Hunter Biden Expected To Plead Not Guilty

President Joe Biden’s son Hunter is expected to plead not guilty to federal firearms charges at an upcoming court hearing. Earlier this year a plea deal to allow Biden to plead not guilty to federal misdemeanor firearms and tax charges fell apart. The current charges, and potential pending ones, could land Hunter Biden in federal prison.

Special counsel David Weiss brought the charges against Hunter Biden earlier this month, including making a false statement in the purchase of a firearm, making a false statement related to information required to be kept by a federal firearms licensed dealer and one count of possession of a firearm by a person who is an unlawful user of or addicted to a controlled substance.

Hunter Biden has been observed consuming illegal narcotics in photos from his laptop. One photo appeared to show the president’s son driving while smoking crack cocaine.

The younger Biden’s attorneys requested that U.S. Magistrate Judge from the District of Delaware Christopher Burke hold the court appearance “by video conference.”

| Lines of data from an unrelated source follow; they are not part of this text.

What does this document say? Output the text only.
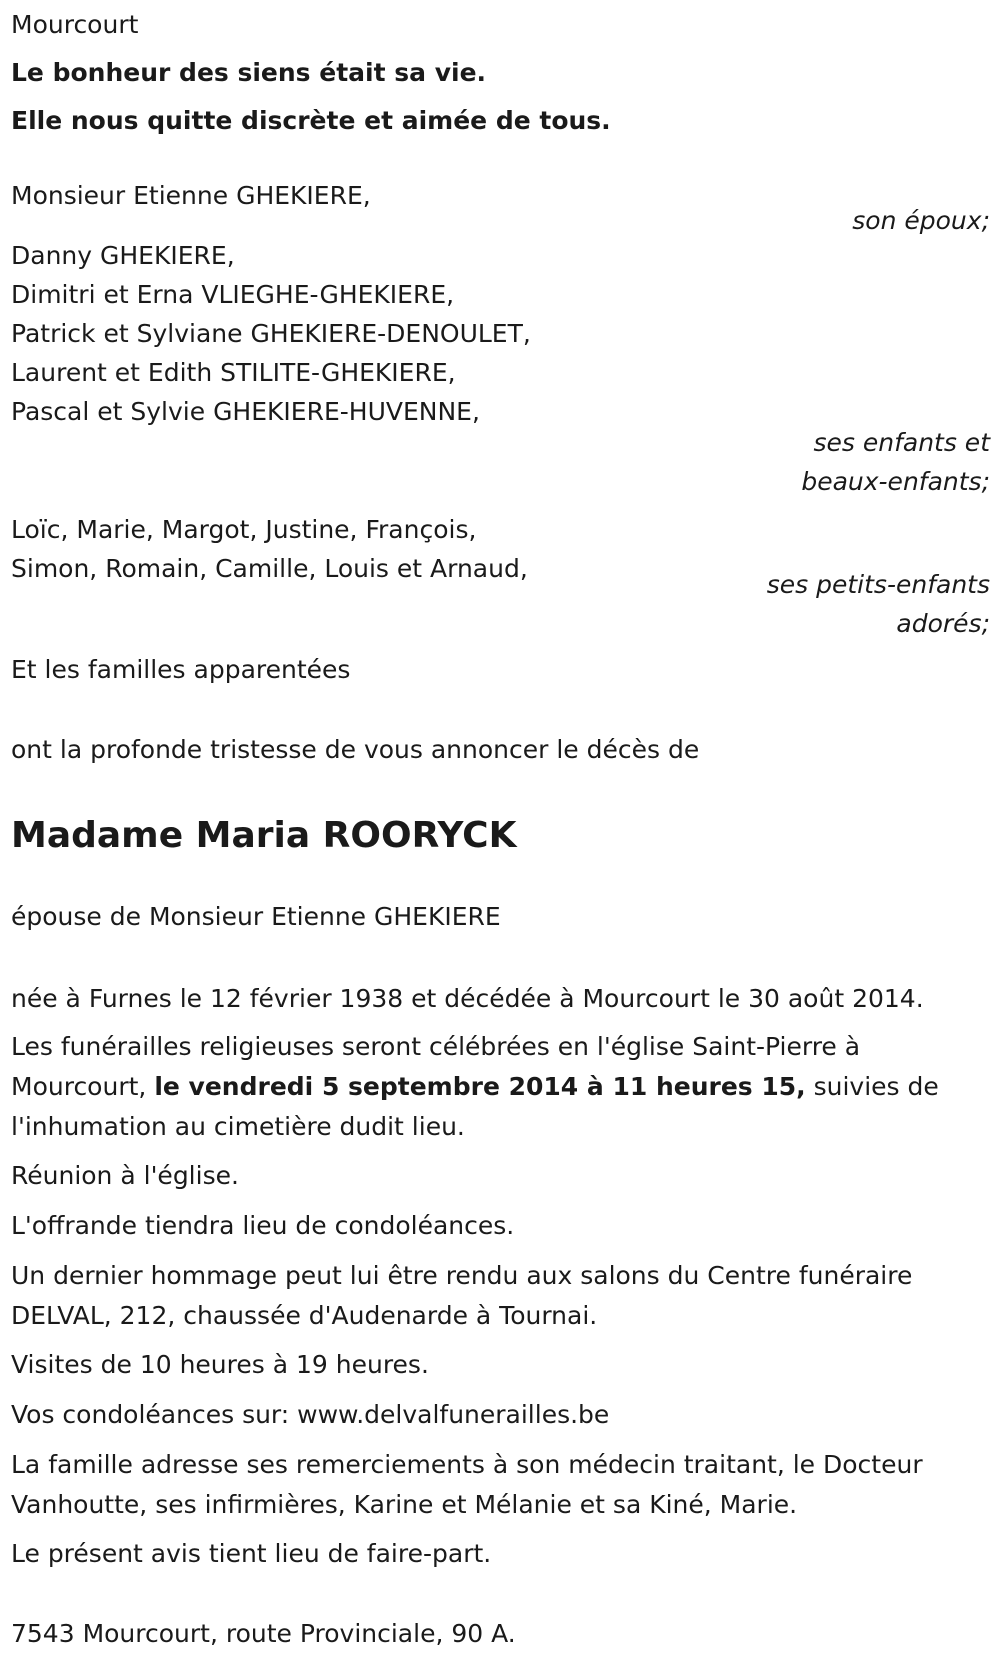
Mourcourt
Le bonheur des siens était sa vie.
Elle nous quitte discrète et aimée de tous.
Monsieur Etienne GHEKIERE,
son époux;
Danny GHEKIERE,
Dimitri et Erna VLIEGHE-GHEKIERE,
Patrick et Sylviane GHEKIERE-DENOULET,
Laurent et Edith STILITE-GHEKIERE,
Pascal et Sylvie GHEKIERE-HUVENNE,
ses enfants et
beaux-enfants;
Loïc, Marie, Margot, Justine, François,
Simon, Romain, Camille, Louis et Arnaud,
ses petits-enfants
adorés;
Et les familles apparentées
ont la profonde tristesse de vous annoncer le décès de
Madame Maria ROORYCK
épouse de Monsieur Etienne GHEKIERE
née à Furnes le 12 février 1938 et décédée à Mourcourt le 30 août 2014.
Les funérailles religieuses seront célébrées en l'église Saint-Pierre à
Mourcourt, le vendredi 5 septembre 2014 à 11 heures 15, suivies de
l'inhumation au cimetière dudit lieu.
Réunion à l'église.
L'offrande tiendra lieu de condoléances.
Un dernier hommage peut lui être rendu aux salons du Centre funéraire
DELVAL, 212, chaussée d'Audenarde à Tournai.
Visites de 10 heures à 19 heures.
Vos condoléances sur: www.delvalfunerailles.be
La famille adresse ses remerciements à son médecin traitant, le Docteur
Vanhoutte, ses infirmières, Karine et Mélanie et sa Kiné, Marie.
Le présent avis tient lieu de faire-part.
7543 Mourcourt, route Provinciale, 90 A.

“Mr. Biden also will enter a plea of not guilty, and there is no reason why he cannot utter those two words by video conference,” his attorney wrote. “In short, Mr. Biden is satisfied that his constitutional rights will be met by conducting his initial appearance by video conference.”

Hunter Biden’s attorney also wrote that the president’s son “is not seeking any special treatment in making this request.”

In addition to the current firearms charges, Weiss is reportedly considering federal tax charges against the president’s son.

The current and potential charges are a stark contrast to Weiss’ original plea deal, which would have likely resulted in Hunter Biden serving no jail time.

However, testimony by an IRS whistleblower may have shed light on the wider investigation into the younger Biden. Weiss had been twice frustrated in his efforts to bring charges against Hunter Biden by Department of Justice officials.

Following the testimony, the plea deal was thrown out by the judge presiding over the case.

Following the failed plea deal, Weiss was named special counsel by U.S. Attorney General Merrick Garland.